What topics does the curriculum actually cover?
Every state-approved (Defensive Driving course) curriculum has a fixed core set of required modules with optional enrichment material on top. The core almost always includes: an updated traffic-law refresher (right-of-way, speed limits, signal meanings, recent statute changes), hazard recognition and visual scanning (blind spots, intersection scanning, merging, lane discipline), collision-avoidance technique (following distance by speed, stopping sight distance, evasive maneuvers, vehicle dynamics on different surfaces), and the major risk factors behind contemporary crash data — phone use, fatigue, aggressive driving, alcohol and drug impairment, and weather adaptation.
Most courses also include a section on sharing the road with motorcycles, bicycles, large trucks, pedestrians, and increasingly e-scooters and micromobility — a topic that's grown as cities redesign streets. Expect short scenario videos, dash-cam footage anchoring abstract concepts to situations from real intersections, and case-based questions rather than rote memorization.

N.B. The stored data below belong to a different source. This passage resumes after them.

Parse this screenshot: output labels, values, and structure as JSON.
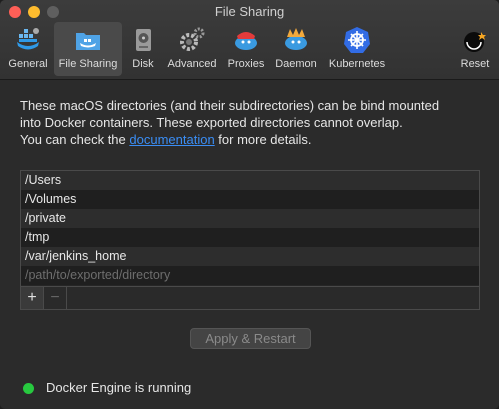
{
  "window": {
    "title": "File Sharing"
  },
  "toolbar": {
    "tabs": [
      {
        "label": "General",
        "icon": "general-icon"
      },
      {
        "label": "File Sharing",
        "icon": "file-sharing-icon",
        "active": true
      },
      {
        "label": "Disk",
        "icon": "disk-icon"
      },
      {
        "label": "Advanced",
        "icon": "advanced-icon"
      },
      {
        "label": "Proxies",
        "icon": "proxies-icon"
      },
      {
        "label": "Daemon",
        "icon": "daemon-icon"
      },
      {
        "label": "Kubernetes",
        "icon": "kubernetes-icon"
      }
    ],
    "reset": {
      "label": "Reset",
      "icon": "reset-icon"
    }
  },
  "description": {
    "line1": "These macOS directories (and their subdirectories) can be bind mounted",
    "line2": "into Docker containers. These exported directories cannot overlap.",
    "line3_prefix": "You can check the ",
    "link": "documentation",
    "line3_suffix": " for more details."
  },
  "directories": [
    "/Users",
    "/Volumes",
    "/private",
    "/tmp",
    "/var/jenkins_home"
  ],
  "new_path_placeholder": "/path/to/exported/directory",
  "list_buttons": {
    "add": "+",
    "remove": "−"
  },
  "apply_button": "Apply & Restart",
  "status": {
    "text": "Docker Engine is running",
    "color": "#27c93f"
  },
  "colors": {
    "accent": "#3a8ef6"
  }
}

By the end the material reads less like a written test and more like a structured conversation about how to drive like a competent adult who's been on the road for years.
State-specific modules also appear in many curricula — local statute updates, recent legal changes, regional crash data, and state-specific licensing rules that drivers need to know. These sections are short but important because traffic law evolves at the state level. Drivers who took a similar course five years ago genuinely encounter new material today, particularly around phone-use enforcement, autonomous-vehicle interactions, and updates to following-distance and lane-change requirements that have shifted in many states.